Although Transporter-7’s payload haul has yet to be determined, its multitude of CubeSats, smallsats and orbital transfer vehicles are expected to include clients with interests ranging from Earth observation to technology demonstrations, from Signals Intelligence (SIGINT) to weather forecasting and from Internet of Things (IoT) to education. And the first ViaSat-3, which tips the scales at nearly 13,000 pounds (6,000 kilograms), will utilize the Heavy’s immense muscle for direct insertion into a near-GEO orbital spot for an anticipated 15 years of operational service.
Each member of the ViaSat-3 Ka-band series of satellites will furnish more than one terabit per second—equivalent to 1,000 gigabits per second—of network capacity. This will deliver a global broadband network with sufficient bandwidth to deliver affordable, ultra-high-speed, high-quality internet and video streaming services.
The first ViaSat-3 will provide coverage of the Americas, with two follow-on satellites set to launch via ULA’s Atlas V and Arianespace’s Ariane 6 to focus on Europe, the Middle East and Africa (EMEA) and Asia and the Pacific (APAC). ViaSat contracted the ViaSat-3 Americas launch to SpaceX back in October 2018, with an expectation that it would fly in 2020-2022, although delays arose following the COVID-19 pandemic, together with contractor and supply-chain issues.

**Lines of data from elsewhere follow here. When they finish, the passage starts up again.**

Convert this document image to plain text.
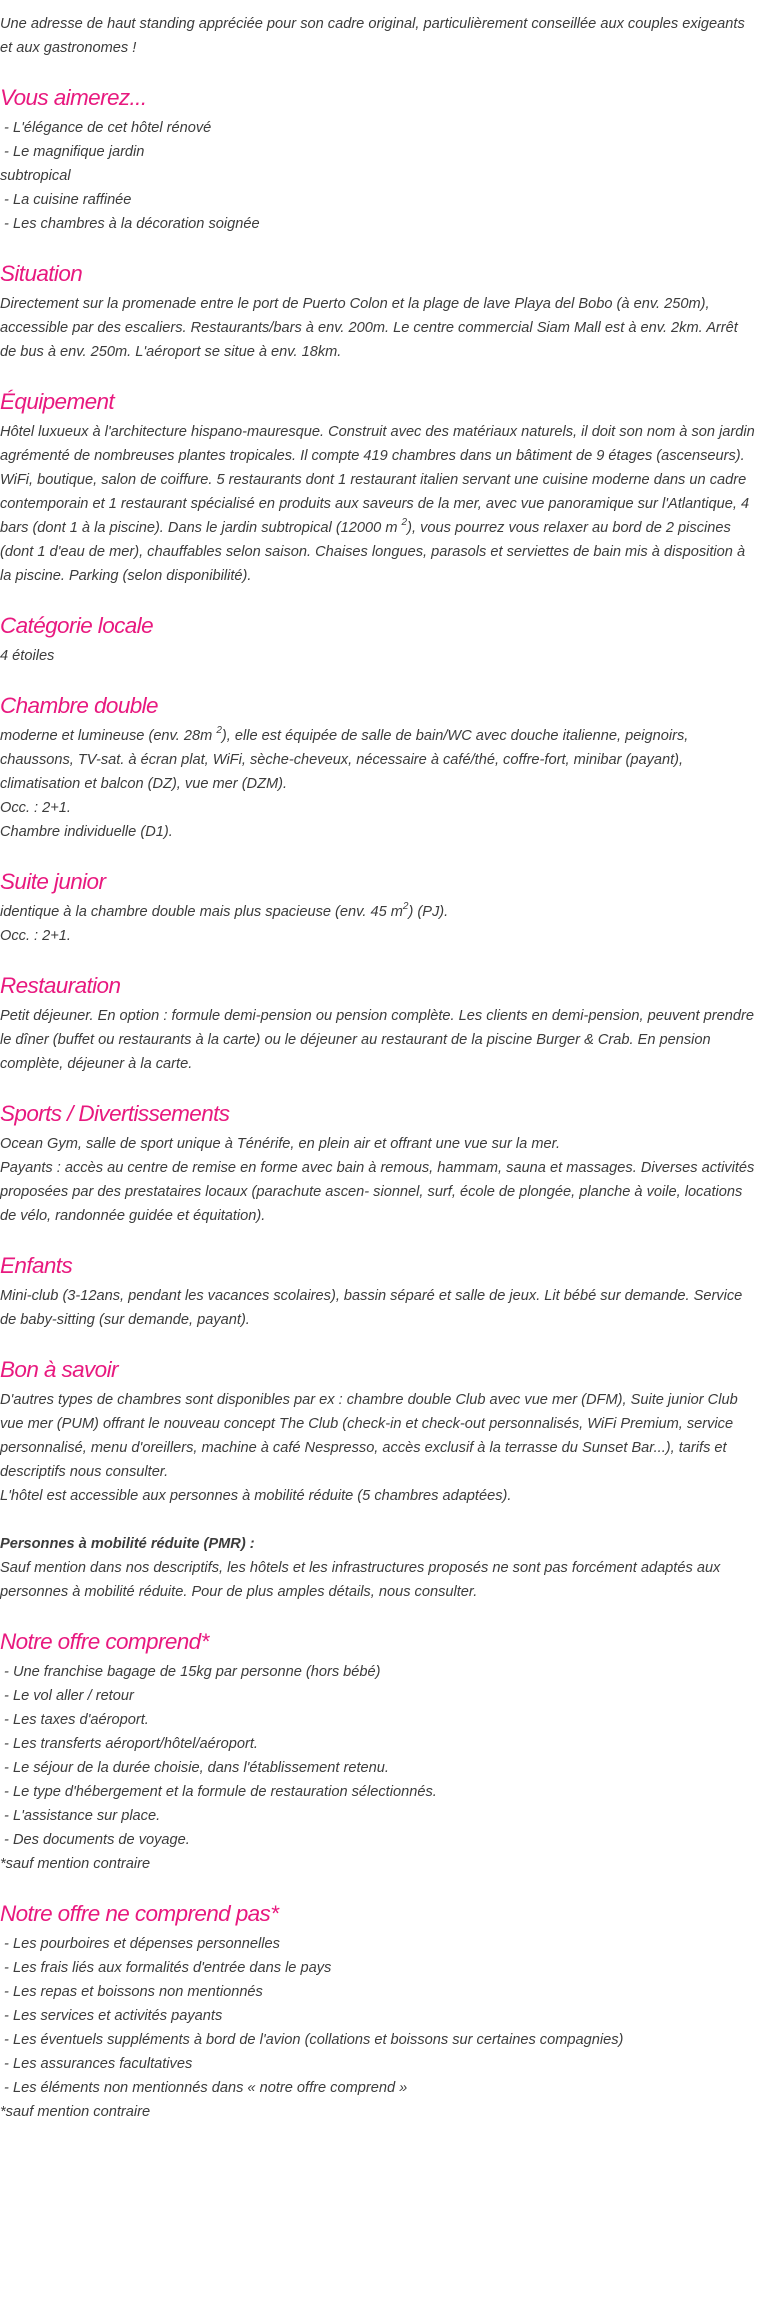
Une adresse de haut standing appréciée pour son cadre original, particulièrement conseillée aux couples exigeants et aux gastronomes !

Vous aimerez...

- L'élégance de cet hôtel rénové

- Le magnifique jardin

subtropical

- La cuisine raffinée

- Les chambres à la décoration soignée

Situation

Directement sur la promenade entre le port de Puerto Colon et la plage de lave Playa del Bobo (à env. 250m), accessible par des escaliers. Restaurants/bars à env. 200m. Le centre commercial Siam Mall est à env. 2km. Arrêt de bus à env. 250m. L'aéroport se situe à env. 18km.

Équipement

Hôtel luxueux à l'architecture hispano-mauresque. Construit avec des matériaux naturels, il doit son nom à son jardin agrémenté de nombreuses plantes tropicales. Il compte 419 chambres dans un bâtiment de 9 étages (ascenseurs). WiFi, boutique, salon de coiffure. 5 restaurants dont 1 restaurant italien servant une cuisine moderne dans un cadre contemporain et 1 restaurant spécialisé en produits aux saveurs de la mer, avec vue panoramique sur l'Atlantique, 4 bars (dont 1 à la piscine). Dans le jardin subtropical (12000 m $^2$), vous pourrez vous relaxer au bord de 2 piscines (dont 1 d'eau de mer), chauffables selon saison. Chaises longues, parasols et serviettes de bain mis à disposition à la piscine. Parking (selon disponibilité).

Catégorie locale

4 étoiles

Chambre double

moderne et lumineuse (env. 28m $^2$), elle est équipée de salle de bain/WC avec douche italienne, peignoirs, chaussons, TV-sat. à écran plat, WiFi, sèche-cheveux, nécessaire à café/thé, coffre-fort, minibar (payant), climatisation et balcon (DZ), vue mer (DZM).

Occ. : 2+1.

Chambre individuelle (D1).

Suite junior

identique à la chambre double mais plus spacieuse (env. 45 $m^2$) (PJ).

Occ. : 2+1.

Restauration

Petit déjeuner. En option : formule demi-pension ou pension complète. Les clients en demi-pension, peuvent prendre le dîner (buffet ou restaurants à la carte) ou le déjeuner au restaurant de la piscine Burger & Crab. En pension complète, déjeuner à la carte.

Sports / Divertissements

Ocean Gym, salle de sport unique à Ténérife, en plein air et offrant une vue sur la mer.

Payants : accès au centre de remise en forme avec bain à remous, hammam, sauna et massages. Diverses activités proposées par des prestataires locaux (parachute ascen- sionnel, surf, école de plongée, planche à voile, locations de vélo, randonnée guidée et équitation).

Enfants

Mini-club (3-12ans, pendant les vacances scolaires), bassin séparé et salle de jeux. Lit bébé sur demande. Service de baby-sitting (sur demande, payant).

Bon à savoir

D'autres types de chambres sont disponibles par ex : chambre double Club avec vue mer (DFM), Suite junior Club vue mer (PUM) offrant le nouveau concept The Club (check-in et check-out personnalisés, WiFi Premium, service personnalisé, menu d'oreillers, machine à café Nespresso, accès exclusif à la terrasse du Sunset Bar...), tarifs et descriptifs nous consulter.

L'hôtel est accessible aux personnes à mobilité réduite (5 chambres adaptées).

Personnes à mobilité réduite (PMR) :

Sauf mention dans nos descriptifs, les hôtels et les infrastructures proposés ne sont pas forcément adaptés aux personnes à mobilité réduite. Pour de plus amples détails, nous consulter.

Notre offre comprend*

- Une franchise bagage de 15kg par personne (hors bébé)

- Le vol aller / retour

- Les taxes d'aéroport.

- Les transferts aéroport/hôtel/aéroport.

- Le séjour de la durée choisie, dans l'établissement retenu.

- Le type d'hébergement et la formule de restauration sélectionnés.

- L'assistance sur place.

- Des documents de voyage.

*sauf mention contraire

Notre offre ne comprend pas*

- Les pourboires et dépenses personnelles

- Les frais liés aux formalités d'entrée dans le pays

- Les repas et boissons non mentionnés

- Les services et activités payants

- Les éventuels suppléments à bord de l'avion (collations et boissons sur certaines compagnies)

- Les assurances facultatives

- Les éléments non mentionnés dans « notre offre comprend »

*sauf mention contraire
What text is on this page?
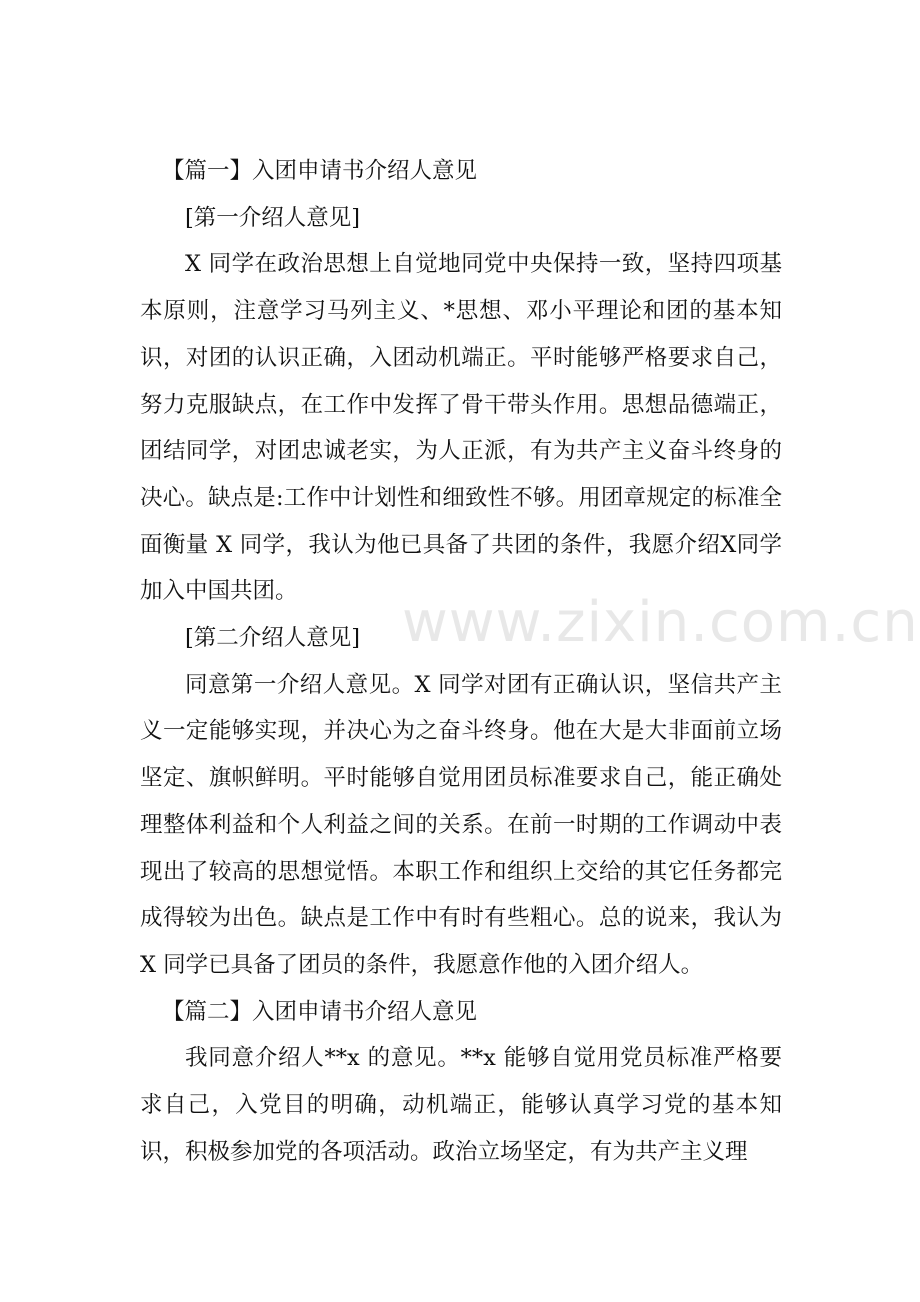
【篇一】入团申请书介绍人意见

[第一介绍人意见]

X 同学在政治思想上自觉地同党中央保持一致，坚持四项基本原则，注意学习马列主义、*思想、邓小平理论和团的基本知识，对团的认识正确，入团动机端正。平时能够严格要求自己，努力克服缺点，在工作中发挥了骨干带头作用。思想品德端正，团结同学，对团忠诚老实，为人正派，有为共产主义奋斗终身的决心。缺点是:工作中计划性和细致性不够。用团章规定的标准全面衡量 X 同学，我认为他已具备了共团的条件，我愿介绍X同学加入中国共团。

[第二介绍人意见]

同意第一介绍人意见。X 同学对团有正确认识，坚信共产主义一定能够实现，并决心为之奋斗终身。他在大是大非面前立场坚定、旗帜鲜明。平时能够自觉用团员标准要求自己，能正确处理整体利益和个人利益之间的关系。在前一时期的工作调动中表现出了较高的思想觉悟。本职工作和组织上交给的其它任务都完成得较为出色。缺点是工作中有时有些粗心。总的说来，我认为 X 同学已具备了团员的条件，我愿意作他的入团介绍人。

【篇二】入团申请书介绍人意见

我同意介绍人**x 的意见。**x 能够自觉用党员标准严格要求自己，入党目的明确，动机端正，能够认真学习党的基本知识，积极参加党的各项活动。政治立场坚定，有为共产主义理

www.zixin.com.cn
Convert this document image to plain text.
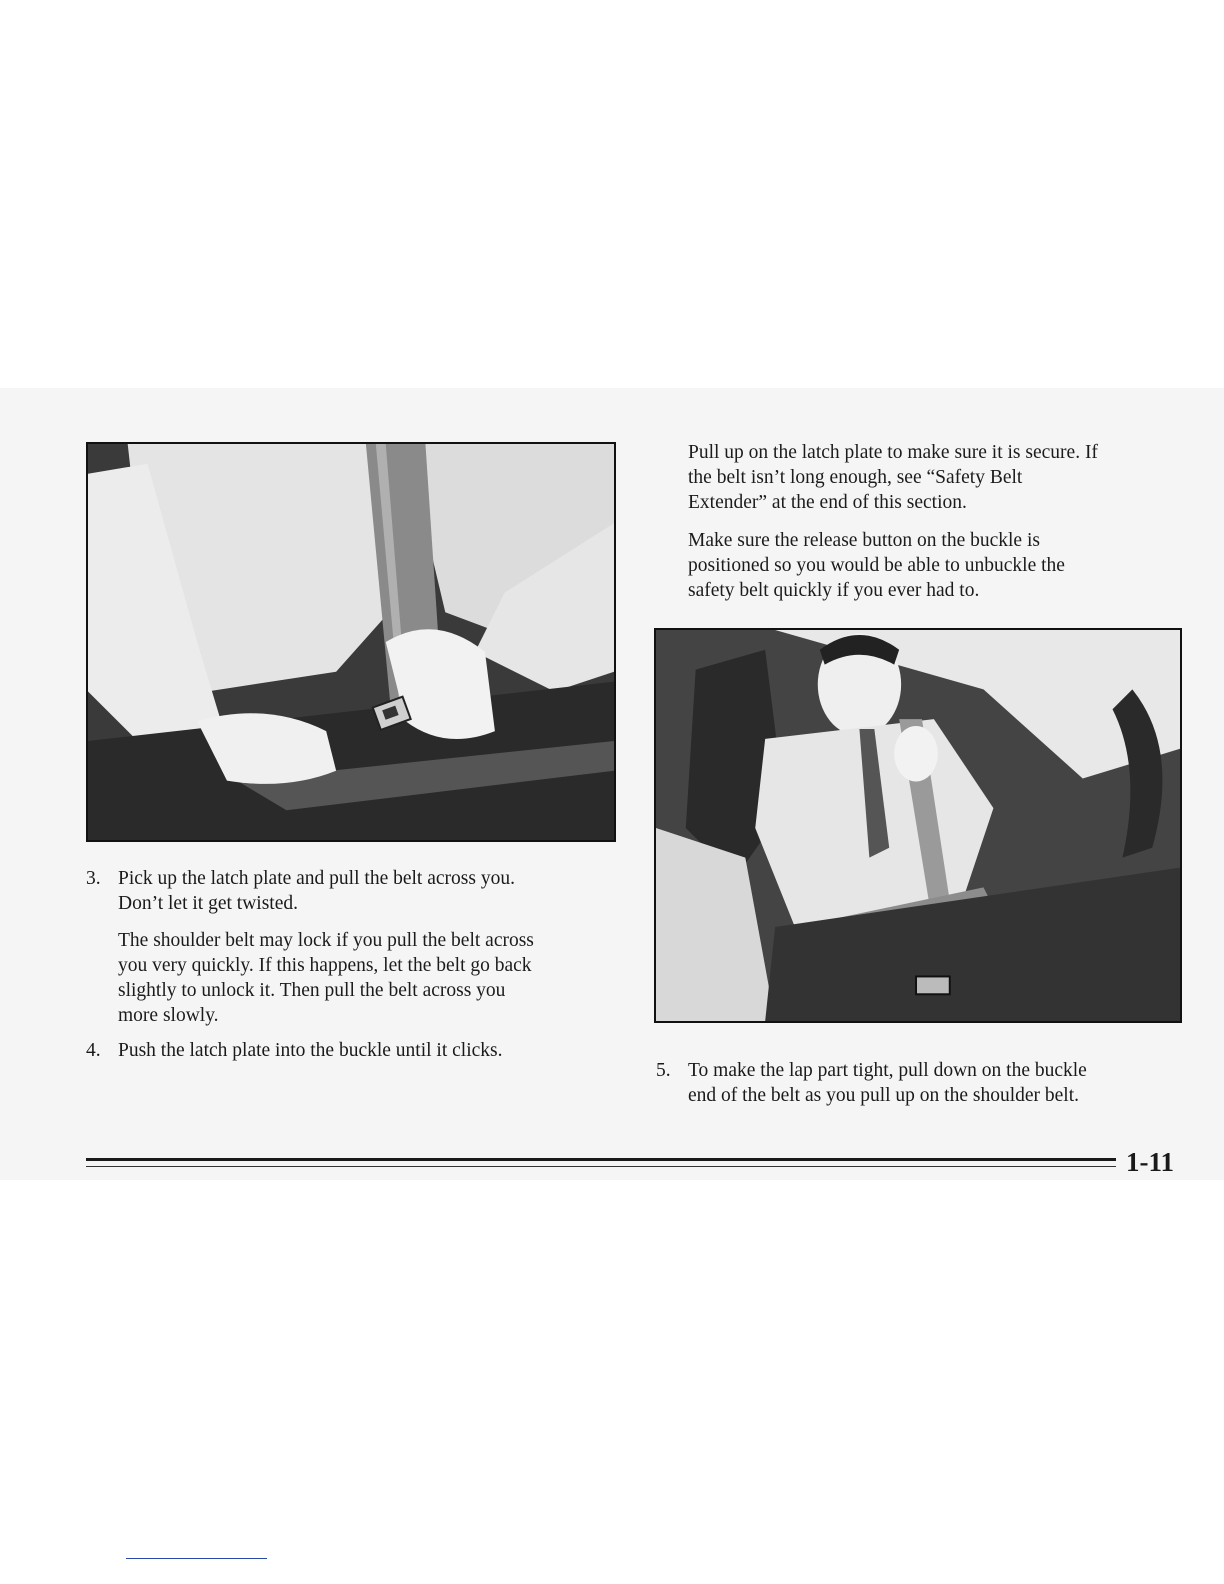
3. Pick up the latch plate and pull the belt across you.
Don’t let it get twisted.

The shoulder belt may lock if you pull the belt across
you very quickly. If this happens, let the belt go back
slightly to unlock it. Then pull the belt across you
more slowly.

4. Push the latch plate into the buckle until it clicks.

Pull up on the latch plate to make sure it is secure. If
the belt isn’t long enough, see “Safety Belt
Extender” at the end of this section.

Make sure the release button on the buckle is
positioned so you would be able to unbuckle the
safety belt quickly if you ever had to.

5. To make the lap part tight, pull down on the buckle
end of the belt as you pull up on the shoulder belt.
1-11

In June 2021, ViaSat announced that it had completed payload integration and performance testing at its Tempe, Ariz., factory and was ready to ship it to Boeing’s El Segundo, Calif., facility for integration into the satellite bus. Last September, ViaSat-3 Americas was fully integrated and by mid-October had completed its mechanical interface tests, ahead of its Final Integrated Satellite Test (FIST) late last November.
According to ViaSat, the Falcon Heavy was selected for the ViaSat-3 Americas launch on account of its ability to emplace the satellite extremely close to geostationary orbit. This will enable it to commence In-Orbit Testing (IOT) quickly, rather than spending weeks or months maneuvering to its optimum position.